The Donald Trump administration on Monday ordered the expulsion of 60 Russian diplomatic and intelligence officers posted in the United States and shut down the Russian consulate in Seattle in retaliation for the nerve agent attack on a former double agent in Britain.
The expelled officials have seven days to leave the country with their families. Of the 60, 48 are from the Russian embassy in Washington and the remaining 12 from Russia’s permanent mission to the United Nations in New York.
The Russian consulate in Seattle was ordered to be closed, the United States has said, due to its proximity to US submarine bases and to Boeing, which manufactures civilian and military aircraft.
The US said these actions were coordinated with its Nato allies and partners around the world. Within hours, 14 European Union countries, Canada, Ukraine, Sweden and Albania had announced their own expulsions.
These actions are the “largest collective expulsion of Russian intelligence officers in history”, British Prime Minister Theresa May told the House of Commons. Britain had expelled 23 Russian officials on March 14.
The UK and its allies accuse Russia of being involved in the poisoning of former spy Sergei Skripal and his daughter Yulia in Salisbury on March 4. The two, who are still critical, were poisoned with a rare military-grade nerve gas called Novichok.
White House press secretary Sarah Huckabee Sanders, holding Russia directly responsible for the attack, said: “The United States takes this action in conjunction with our Nato allies and partners around the world in response to Russia’s use of a military-grade chemical weapon on the soil of the United Kingdom, the latest in its ongoing pattern of destabilising activities around the world.
“With these steps, the United States and our allies and partners make clear to Russia that its actions have consequences,” she said.
In a separate but simultaneously released statement, European Council President Donald Tusk announced similar expulsions by 14 member countries of the European Union and said “additional measures, including further expulsions … are not to be excluded in the coming days and weeks”.
May called the expulsions a show of solidarity, “We welcome today’s actions by our allies, which clearly demonstrate that we all stand shoulder to shoulder in sending the strongest signal to Russia that it cannot continue to flout international law,” said a statement from No 10, Downing street.
Russia has denied any role in the poison attack and is expected to retaliate to these expulsions.
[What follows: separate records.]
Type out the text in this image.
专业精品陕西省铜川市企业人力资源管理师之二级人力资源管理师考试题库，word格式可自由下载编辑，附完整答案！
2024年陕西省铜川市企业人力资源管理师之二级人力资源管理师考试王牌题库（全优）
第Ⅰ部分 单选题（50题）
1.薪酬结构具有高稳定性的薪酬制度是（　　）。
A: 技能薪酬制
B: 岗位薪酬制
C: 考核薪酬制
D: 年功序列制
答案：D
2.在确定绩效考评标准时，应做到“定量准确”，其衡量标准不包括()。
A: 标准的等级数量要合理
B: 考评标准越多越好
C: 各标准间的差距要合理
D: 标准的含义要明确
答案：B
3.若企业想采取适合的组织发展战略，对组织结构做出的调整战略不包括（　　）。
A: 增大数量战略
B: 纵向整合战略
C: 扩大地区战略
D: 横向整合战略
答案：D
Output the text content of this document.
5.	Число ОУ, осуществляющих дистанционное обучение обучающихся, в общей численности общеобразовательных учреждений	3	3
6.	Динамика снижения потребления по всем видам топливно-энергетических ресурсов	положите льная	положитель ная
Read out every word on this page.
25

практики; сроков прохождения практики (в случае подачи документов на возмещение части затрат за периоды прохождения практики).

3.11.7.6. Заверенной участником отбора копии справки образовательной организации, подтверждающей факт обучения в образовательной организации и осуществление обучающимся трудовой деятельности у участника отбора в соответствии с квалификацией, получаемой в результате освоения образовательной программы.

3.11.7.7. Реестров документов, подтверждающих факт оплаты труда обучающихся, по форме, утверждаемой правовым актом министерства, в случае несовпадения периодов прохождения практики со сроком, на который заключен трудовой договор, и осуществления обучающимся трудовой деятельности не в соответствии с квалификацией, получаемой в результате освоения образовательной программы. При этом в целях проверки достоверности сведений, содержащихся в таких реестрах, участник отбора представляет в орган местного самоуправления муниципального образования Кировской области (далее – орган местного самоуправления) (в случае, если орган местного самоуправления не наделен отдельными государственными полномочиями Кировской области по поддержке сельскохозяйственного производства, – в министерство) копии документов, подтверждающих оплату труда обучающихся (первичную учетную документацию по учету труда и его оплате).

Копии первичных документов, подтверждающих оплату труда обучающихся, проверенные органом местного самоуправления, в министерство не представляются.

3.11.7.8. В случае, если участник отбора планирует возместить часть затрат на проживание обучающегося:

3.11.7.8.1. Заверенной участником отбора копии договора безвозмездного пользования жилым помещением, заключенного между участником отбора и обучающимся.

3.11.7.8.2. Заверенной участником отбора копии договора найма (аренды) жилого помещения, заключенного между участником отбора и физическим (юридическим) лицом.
It had earlier ejected 23 British diplomats as a tit-for-tat over London’s move.
May had briefed the European Council in Brussels last week on the case against Russia as the Foreign Office lobbied western countries on its assessment that Moscow was behind the poisoning of former Russian spy and his daughter Yulia.
The expulsions by the United States are the toughest action taken against Moscow yet by President Donald Trump whose 15 months in office have been dogged by allegations that members of his campaign colluded with Russian meddling in the elections, that was intended to help him win.
Earlier March, the Trump administration announced sanctions against 17 Russian entities and individuals for meddling in the 2016 elections, that included those indicted by the team of Special Counsel Robert Mueller III that is investigating the interference.
Last August, the Trump administration had ordered the closure of the Russian consulate in San Francisco and annexes in New York and Washington in retaliation against Kremlin ordering the US to cut its diplomatic staff in Moscow by 755 employees, which, in turn, was triggered by sanctions announced against Russia by US congress for election meddling.
This predictable cycle of expulsions and retaliatory actions was broken only once before in recent memory, in December 2016 when Moscow led pass the expulsion of 35 Russian intelligence operatives by then President Barack Obama, over poll interference.
Michael Flynn, then NSA-designate, had asked Moscow to desist, assuring it clandestinely, it has been revealed during congressional investigation of the meddling, that the sanctions would be “ripped up” as one of the first acts of the administration.